Tre hostess vs centinaia di invitati: vietato andare in bagno o bere

Appena arriva in sede, alle 16 perché c’è da allestire (“quindi meglio se vieni prima”) subito le risulta chiaro il primo problema: insieme a lei ci sono solo altre tre hostess chiamate ad affrontare la fiumana delle centinaia di invitati che si riverserà lì nelle ore successive. Per questo motivo, ossia sostanzialmente per disorganizzazione e taccagneria, non sono previste “pause”. Nel senso che alle hostess viene chiarito fin da subito il divieto assoluto di andare in bagno, di bere, di mangiarsi anche solo uno snack.

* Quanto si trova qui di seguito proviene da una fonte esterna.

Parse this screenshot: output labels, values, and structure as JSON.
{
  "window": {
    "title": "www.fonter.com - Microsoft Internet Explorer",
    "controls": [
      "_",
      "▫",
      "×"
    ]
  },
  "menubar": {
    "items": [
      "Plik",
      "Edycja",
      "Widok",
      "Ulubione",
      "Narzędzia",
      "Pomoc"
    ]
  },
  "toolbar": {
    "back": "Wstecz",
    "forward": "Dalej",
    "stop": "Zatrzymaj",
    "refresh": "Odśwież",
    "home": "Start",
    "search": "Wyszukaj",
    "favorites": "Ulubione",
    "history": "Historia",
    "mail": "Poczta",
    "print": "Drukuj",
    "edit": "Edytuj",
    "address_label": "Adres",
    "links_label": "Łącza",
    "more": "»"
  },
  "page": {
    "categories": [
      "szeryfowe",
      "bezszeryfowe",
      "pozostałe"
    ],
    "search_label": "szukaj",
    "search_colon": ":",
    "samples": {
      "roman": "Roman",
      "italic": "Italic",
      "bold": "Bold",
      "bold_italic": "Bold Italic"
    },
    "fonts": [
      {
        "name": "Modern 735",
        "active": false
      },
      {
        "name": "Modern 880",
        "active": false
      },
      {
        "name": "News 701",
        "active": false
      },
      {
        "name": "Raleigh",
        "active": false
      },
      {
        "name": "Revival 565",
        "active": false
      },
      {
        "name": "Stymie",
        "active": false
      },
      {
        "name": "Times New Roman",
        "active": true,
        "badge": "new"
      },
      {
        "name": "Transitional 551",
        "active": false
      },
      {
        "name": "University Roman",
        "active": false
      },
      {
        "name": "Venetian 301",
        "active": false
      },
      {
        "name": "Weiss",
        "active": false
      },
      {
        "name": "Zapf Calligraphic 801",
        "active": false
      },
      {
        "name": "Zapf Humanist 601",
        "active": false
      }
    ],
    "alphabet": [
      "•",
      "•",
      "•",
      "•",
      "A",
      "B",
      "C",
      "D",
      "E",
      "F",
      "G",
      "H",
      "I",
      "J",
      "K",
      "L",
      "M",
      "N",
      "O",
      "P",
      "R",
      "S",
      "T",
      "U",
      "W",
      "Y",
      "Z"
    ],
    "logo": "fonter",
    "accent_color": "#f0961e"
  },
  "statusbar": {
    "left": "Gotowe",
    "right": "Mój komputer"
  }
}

Se si allontano dal banco di un paio di passi, vengono redarguite in malo modo: “Dove cazz0 vai?!”. Federica controlla la lista degli invitati, evidenzia i nomi di chi arriva, consegna gadget alla velocità della luce, ma non è mai abbastanza rapida per i secondini, pardon gli organizzatori, che stanno lì a monitorare ogni sua mossa. Le ore passano, Federica deve fare pipì. Non sa dove sia il bagno, perché non le è stato detto, ma riesce a legare con un ragazzo della security che glielo indica. Federica, approfittando di un attimo di distrazione da parte dei secondini, ci va.

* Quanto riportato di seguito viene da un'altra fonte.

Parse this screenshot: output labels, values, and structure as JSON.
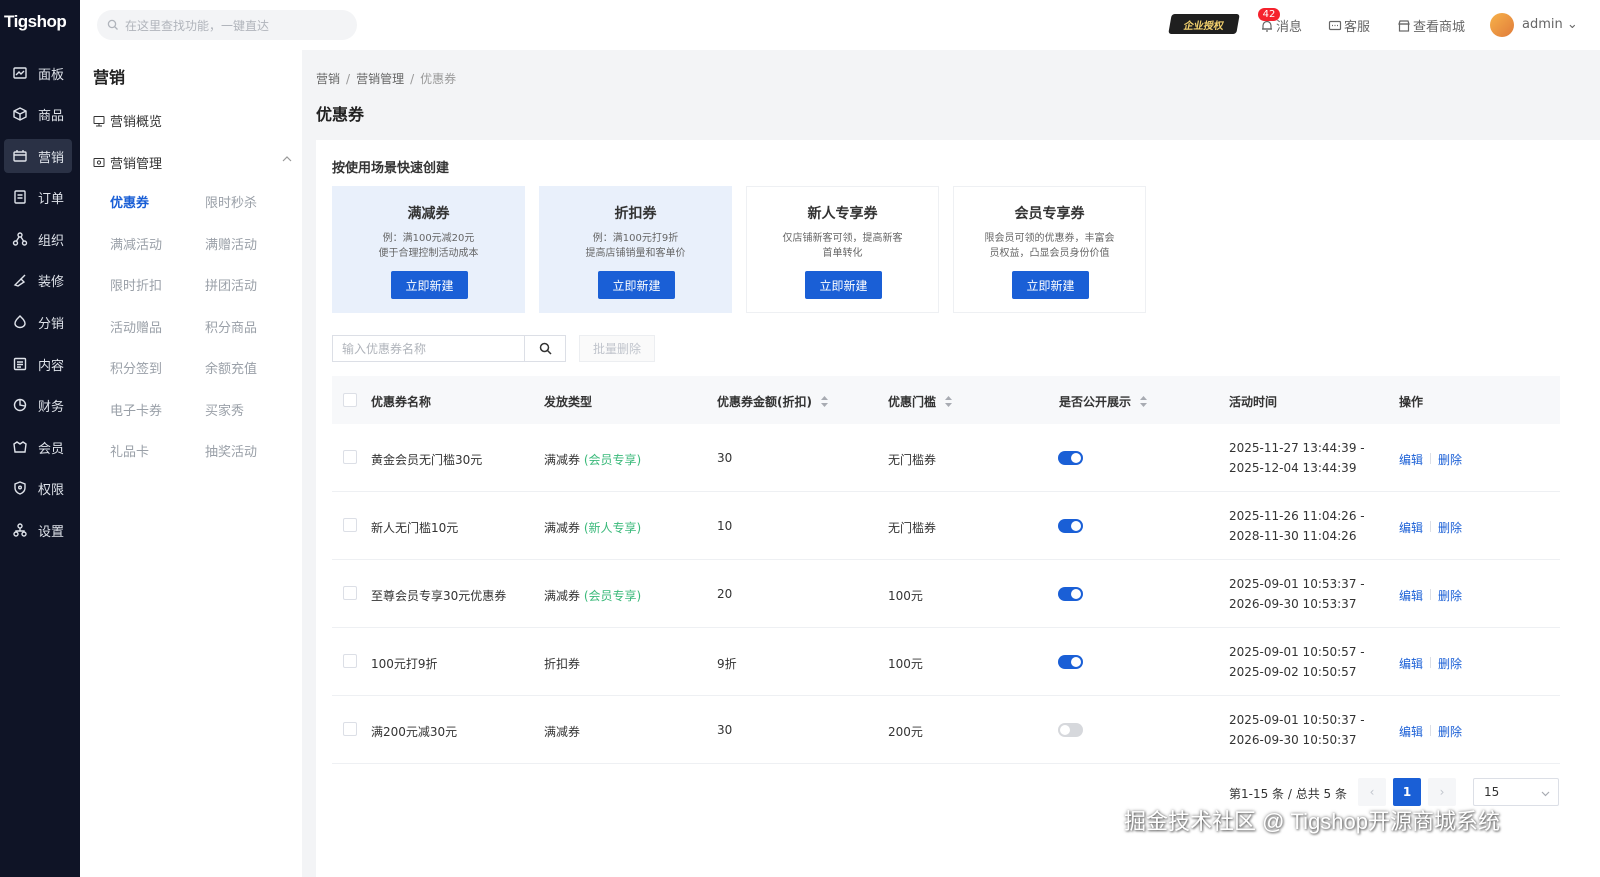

“Ma davvero pensavi di poter pisciäre?”

Quando torna, viene aggredita e strattonata, davanti a tutti gli ospiti in arrivo: “Ma davvero pensavi di poter pisciäre?! Te lo avevamo detto, tu devi stare qui! Cosa non ti è chiaro?? Sarai andata in bagno a pippäre, altrochè!”. Federica torna al suo posto, avvilita. Nelle ore successive, il ragazzo della security che le aveva indicato il bagno le allunga una mezza naturale già iniziata che lei divide con le altre ragazze coinvolte in questo incubo di isteria e disorganizzazione. Tutte bevono abbassandosi, nascondendosi dietro al banco, fingendo di prendere i gadget da dare agli invitati. L’evento si conclude alle 2.30 (non all’una, come da accordi) e Federica torna a casa, piuttosto incazzata.

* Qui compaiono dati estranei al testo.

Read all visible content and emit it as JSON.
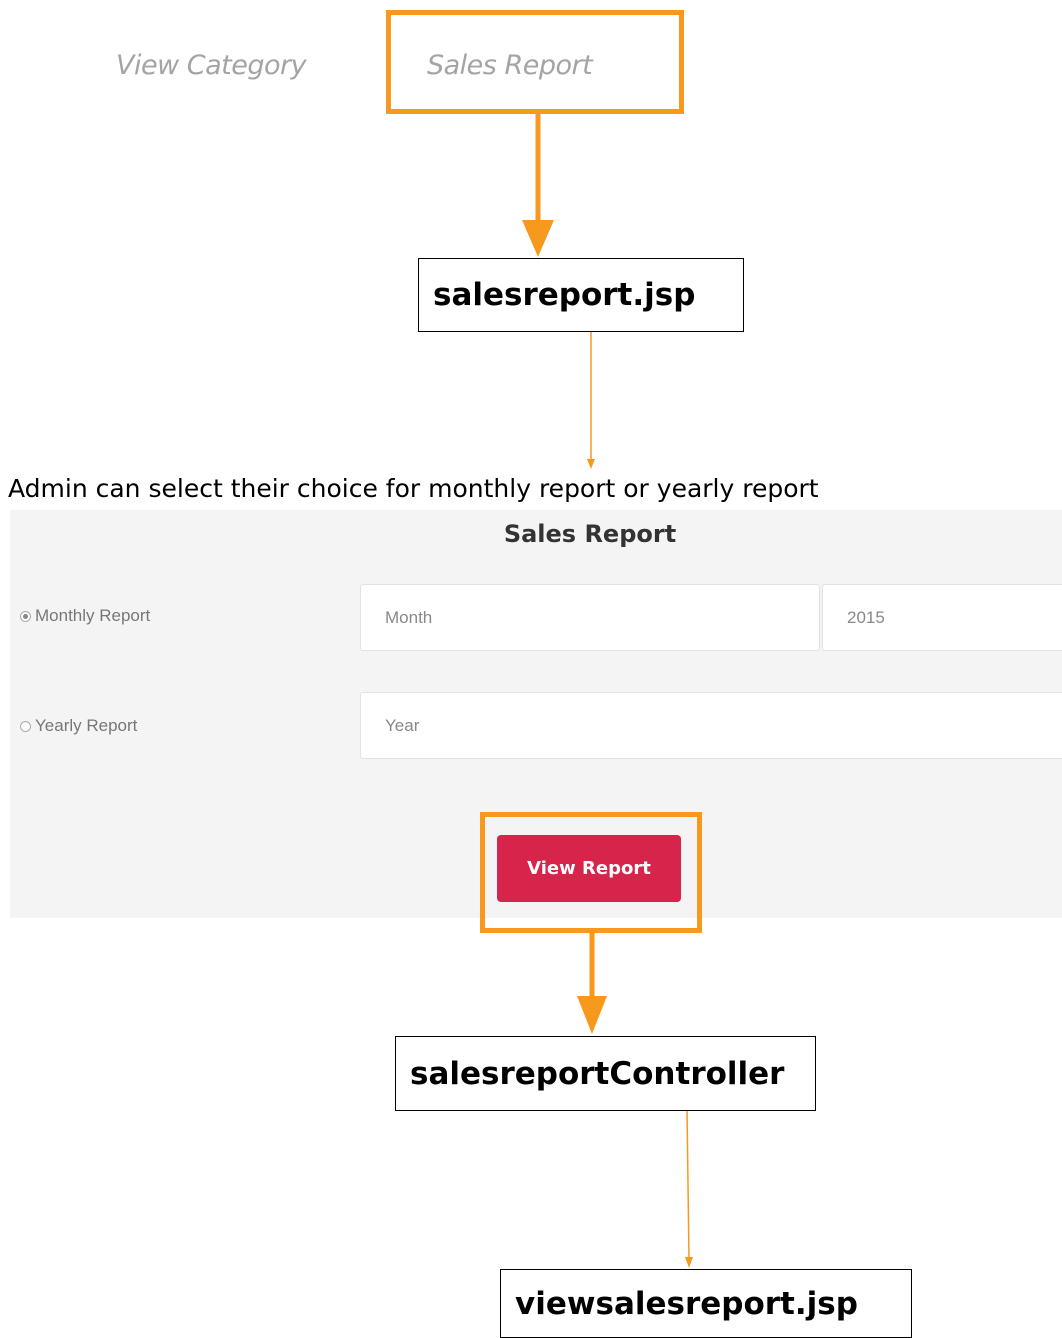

Il giorno dopo mi scrive, mi manda vocali a raffica, mi dice che il braccio le fa ancora male per gli strattoni che ha ricevuto come ‘punizione’ per essersi arrischiata ad andare in bagno. Mi racconta tutto, insomma, e io le do piena disponibilità a pubblicare, anche in forma anonima, questa storiaccia in cui si è ritrovata coinvolta. “Ci penso”, mi scrive. E ci vuole pensare per vari motivi: erano soltanto in quattro, non sarebbe poi così difficile, per gli organizzatori, risalire a chi sia ‘la talpa’ che ha voluto raccontare queste 10 ore da incubo alla Fashion Week. Inoltre, ha paura di perdere i soldi, 80 euro lordi, accordati per quel lavoro, dopo tutta la fatica fatta e pur sapendo che le ore in più, due e mezzo, non le verranno conteggiate. Non c’è un contratto, soltanto un messaggio via Whatsapp che accenna al pagamento. La situazione è già abbastanza critica così, non se la sente di rischiare. L’amica che l’ha tirata in mezzo, poi, tiene famiglia e lei non vuole “crearle problemi” con l’agenzia presso cui è impiegata da qualche mese. Federica, dunque, mi dice di no, meglio lasciar perdere, preferisce dimenticare la brutta esperienza e andare avanti come se nulla fosse successo.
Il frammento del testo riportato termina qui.